Each data type includes behavioral characteristics that react differently within an application. For example, dates are a special data type, because they are written in multiple formats, the use of which can dictate their values and display order. Even simple numeric data types, such as ZIP code and phone numbers, have distinct formatting to handle data variations and localization display differences. If the test systems do not use the same data definitions as the live, production system, you will miss defects resulting from distinctions in the data type. QA might fix these bugs with simple code changes, or the bugs could require large recoding efforts.
QA testers should ask these questions about the data:
- Where does it come from?
- How is it defined in the coding language?
- Is it entered directly into the system by the end user, or is it automatically loaded?
All of this information influences the data's behavior, which makes the answers critical for accurate testing.
Along with data type definitions, you'll need a variety of test data.

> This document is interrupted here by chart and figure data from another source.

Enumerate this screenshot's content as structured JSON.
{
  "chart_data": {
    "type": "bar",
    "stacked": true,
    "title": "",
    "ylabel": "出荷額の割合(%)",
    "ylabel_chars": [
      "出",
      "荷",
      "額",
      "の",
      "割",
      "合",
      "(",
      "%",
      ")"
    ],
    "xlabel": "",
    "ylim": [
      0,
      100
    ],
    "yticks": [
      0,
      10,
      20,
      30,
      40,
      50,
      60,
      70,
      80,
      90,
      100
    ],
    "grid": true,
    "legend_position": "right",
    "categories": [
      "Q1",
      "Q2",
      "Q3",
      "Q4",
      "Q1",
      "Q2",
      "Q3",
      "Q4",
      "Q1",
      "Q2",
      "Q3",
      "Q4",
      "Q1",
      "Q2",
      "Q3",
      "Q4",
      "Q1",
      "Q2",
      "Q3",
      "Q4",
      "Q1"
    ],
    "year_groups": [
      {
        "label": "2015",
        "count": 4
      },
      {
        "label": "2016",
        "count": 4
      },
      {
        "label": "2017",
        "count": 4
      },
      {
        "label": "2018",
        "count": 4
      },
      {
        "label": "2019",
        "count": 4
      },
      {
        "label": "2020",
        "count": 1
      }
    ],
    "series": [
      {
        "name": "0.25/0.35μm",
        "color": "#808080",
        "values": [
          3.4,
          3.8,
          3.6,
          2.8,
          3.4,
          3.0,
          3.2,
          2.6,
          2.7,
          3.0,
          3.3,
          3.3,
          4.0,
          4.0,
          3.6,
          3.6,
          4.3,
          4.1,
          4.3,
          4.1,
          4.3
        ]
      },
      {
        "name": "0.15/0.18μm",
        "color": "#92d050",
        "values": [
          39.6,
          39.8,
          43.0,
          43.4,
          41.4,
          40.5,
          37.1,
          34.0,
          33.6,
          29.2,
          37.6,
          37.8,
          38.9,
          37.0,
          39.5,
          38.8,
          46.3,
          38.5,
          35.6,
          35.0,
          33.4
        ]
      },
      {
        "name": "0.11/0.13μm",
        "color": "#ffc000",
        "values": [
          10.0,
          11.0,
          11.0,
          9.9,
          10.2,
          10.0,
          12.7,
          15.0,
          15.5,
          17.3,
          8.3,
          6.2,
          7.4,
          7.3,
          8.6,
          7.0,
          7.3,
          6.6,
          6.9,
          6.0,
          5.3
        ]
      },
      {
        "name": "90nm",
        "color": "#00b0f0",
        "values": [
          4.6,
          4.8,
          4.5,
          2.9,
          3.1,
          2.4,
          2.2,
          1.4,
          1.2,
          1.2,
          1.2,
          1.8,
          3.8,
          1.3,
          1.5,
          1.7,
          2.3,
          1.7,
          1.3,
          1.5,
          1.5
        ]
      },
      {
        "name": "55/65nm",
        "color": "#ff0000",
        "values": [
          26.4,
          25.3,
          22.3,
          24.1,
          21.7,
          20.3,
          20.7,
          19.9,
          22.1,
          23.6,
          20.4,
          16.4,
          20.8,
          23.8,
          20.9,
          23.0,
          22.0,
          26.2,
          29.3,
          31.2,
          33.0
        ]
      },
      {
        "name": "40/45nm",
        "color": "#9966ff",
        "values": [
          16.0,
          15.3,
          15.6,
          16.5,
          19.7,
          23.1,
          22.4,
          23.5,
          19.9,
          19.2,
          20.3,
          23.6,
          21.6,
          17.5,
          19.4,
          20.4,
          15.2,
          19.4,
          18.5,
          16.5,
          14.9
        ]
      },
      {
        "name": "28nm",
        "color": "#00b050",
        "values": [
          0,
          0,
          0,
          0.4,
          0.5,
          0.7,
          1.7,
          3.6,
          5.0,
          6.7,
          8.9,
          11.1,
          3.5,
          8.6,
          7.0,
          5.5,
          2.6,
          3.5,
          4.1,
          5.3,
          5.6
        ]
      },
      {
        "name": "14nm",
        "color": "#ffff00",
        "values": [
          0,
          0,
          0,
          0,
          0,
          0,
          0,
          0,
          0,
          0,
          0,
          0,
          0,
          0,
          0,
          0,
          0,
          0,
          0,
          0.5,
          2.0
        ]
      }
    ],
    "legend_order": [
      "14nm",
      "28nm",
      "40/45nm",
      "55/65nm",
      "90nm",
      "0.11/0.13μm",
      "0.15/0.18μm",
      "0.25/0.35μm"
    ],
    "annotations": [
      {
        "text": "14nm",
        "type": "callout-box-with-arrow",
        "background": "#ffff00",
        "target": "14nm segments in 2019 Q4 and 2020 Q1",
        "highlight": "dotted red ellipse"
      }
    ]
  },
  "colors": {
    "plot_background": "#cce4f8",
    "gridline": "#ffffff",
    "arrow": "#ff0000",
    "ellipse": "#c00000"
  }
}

Use data that caused defects in the past, not just clean data. Also, add negative testing data to help identify defects before release. While this makes for more work, realistic demographic data is a foundation for a high-quality user experience.
Financial and medical data is more complex than user demographic data and gets scrambled or scrubbed by apps. QA testers must also replicate this data type for testing. Applications that process financial calculations, though, or display accounting or other data might not always use numeric data types. This data might have additional definitions that perform differently based on how the applications use input data. For example, U.S. dollars display and calculate differently than Euros or other numeric monetary types.
Accounting apps depend on valid data to generate accurate calculations that have a profound impact on the business. Businesses rely on those results to file taxes, among other tasks, and application defects that lead to calculation errors could create a domino-like failure that results in business fines or fees.
Similarly, applications often display medical data in charts or graphs for analytical reasons. If you create test data to verify these functions and it's not the same data type that the application uses, you can't determine defects. These app functions might display and process without errors and then fail in production due to a distinguishing data type characteristic. Many medical apps rely on calculations to prescribe the correct care to patients. These apps use medical data such as a patient's weight, height and date of birth to calculate a safe medication dosage. The right data can mean life or death.
Refreshable, resettable data
Finally, when you create test data for a QA test server or system, make sure you can refresh or reset it to a defined baseline. If you automate tests, the data must return to the pretest state before each execution. Otherwise, the QA team wastes countless hours trying to manipulate the automated tests, either by coding in the available data or creating new data.
Alternatively, if the QA team performs manual tests, a refreshable data set provides a faster, easier way to recognize errors. Rather than try to determine if the data is accurate, a manual tester can use the same data over and over to spot changes or errors in application functionality with more efficiency. It's easier to spot a defect in a known data set than with constantly changing data.